おとついですが、NHK:『手塚治虫・現代への問いかけ』に建築家・安藤忠雄 氏が出演。
手塚先生は僕の人生のなかで、もっとも尊敬する人物であり、今回、もう一人の尊敬する人物安藤忠雄氏がダブルで登場するという、見ずにいられない状況でした。
僕は作品としては、アトムよりも、火の鳥や、ブッダ、アドルフに告ぐなど、大人っぽいものの方が好きですが、最初にアトムの今昔物語だけは、何十回も読み返したのを覚えています。
それまで、アトムは未来のお話でしたが、今昔物語では、アトムの死んでボロボロになった絵や、生まれるシーン、今思えば輪廻という考え、あるいは、遠い宇宙のバッタのような宇宙人の話、など、時間と空間を超越したスケールの大きい話、これまでのアトムでは、ありえない、いや、他の子供漫画でもなかった異色の作品だったと思います。
これを知ってから、手塚作品には、リボンの騎士などとはまったく違う作品もあるのだという、何か秘密を知ってしまった子供のドキドキ感が、新しい作品を手にするたびにありました。

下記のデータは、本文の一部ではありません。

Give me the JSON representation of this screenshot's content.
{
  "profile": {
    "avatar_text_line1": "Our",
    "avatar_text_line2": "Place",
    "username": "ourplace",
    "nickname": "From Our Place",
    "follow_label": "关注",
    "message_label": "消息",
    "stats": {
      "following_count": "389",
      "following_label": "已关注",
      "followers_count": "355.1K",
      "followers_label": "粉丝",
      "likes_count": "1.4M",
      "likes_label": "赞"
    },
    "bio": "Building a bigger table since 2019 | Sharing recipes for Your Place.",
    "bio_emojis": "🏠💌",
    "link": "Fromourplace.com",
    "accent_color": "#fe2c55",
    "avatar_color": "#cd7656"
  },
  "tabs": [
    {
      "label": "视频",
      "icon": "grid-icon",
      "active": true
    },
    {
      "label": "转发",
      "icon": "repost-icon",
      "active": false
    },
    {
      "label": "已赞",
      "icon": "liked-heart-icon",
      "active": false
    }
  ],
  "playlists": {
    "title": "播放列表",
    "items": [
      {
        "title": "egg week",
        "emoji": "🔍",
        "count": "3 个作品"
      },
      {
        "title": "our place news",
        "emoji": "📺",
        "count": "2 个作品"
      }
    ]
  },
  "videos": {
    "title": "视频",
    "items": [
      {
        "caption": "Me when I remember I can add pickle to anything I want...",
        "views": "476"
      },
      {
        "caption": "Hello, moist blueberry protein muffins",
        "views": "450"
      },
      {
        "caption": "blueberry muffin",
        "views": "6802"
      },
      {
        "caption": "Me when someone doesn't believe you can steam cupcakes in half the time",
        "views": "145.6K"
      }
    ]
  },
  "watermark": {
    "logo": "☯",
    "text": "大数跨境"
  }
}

第一話で、作家の高橋源一郎さんがおっしゃっていた、世の中の全て、生も死も、残酷さも夢見るところも見せてくれた、世界を広げてくれた人です。
確かに劇画や、ギャグ漫画に押されて、人気的にはナンバーワンではありませんでしたが、苦悩し続け、後輩に嫉妬し、それでも最後まで描き続けたという、その人生そのものに、漫画以上の感動を覚えます。
そして今では神様と呼ばれるまでになった存在。
自分も住宅建築家として、死ぬまで後世にどういう家を残すか、苦悩し続けたいものです。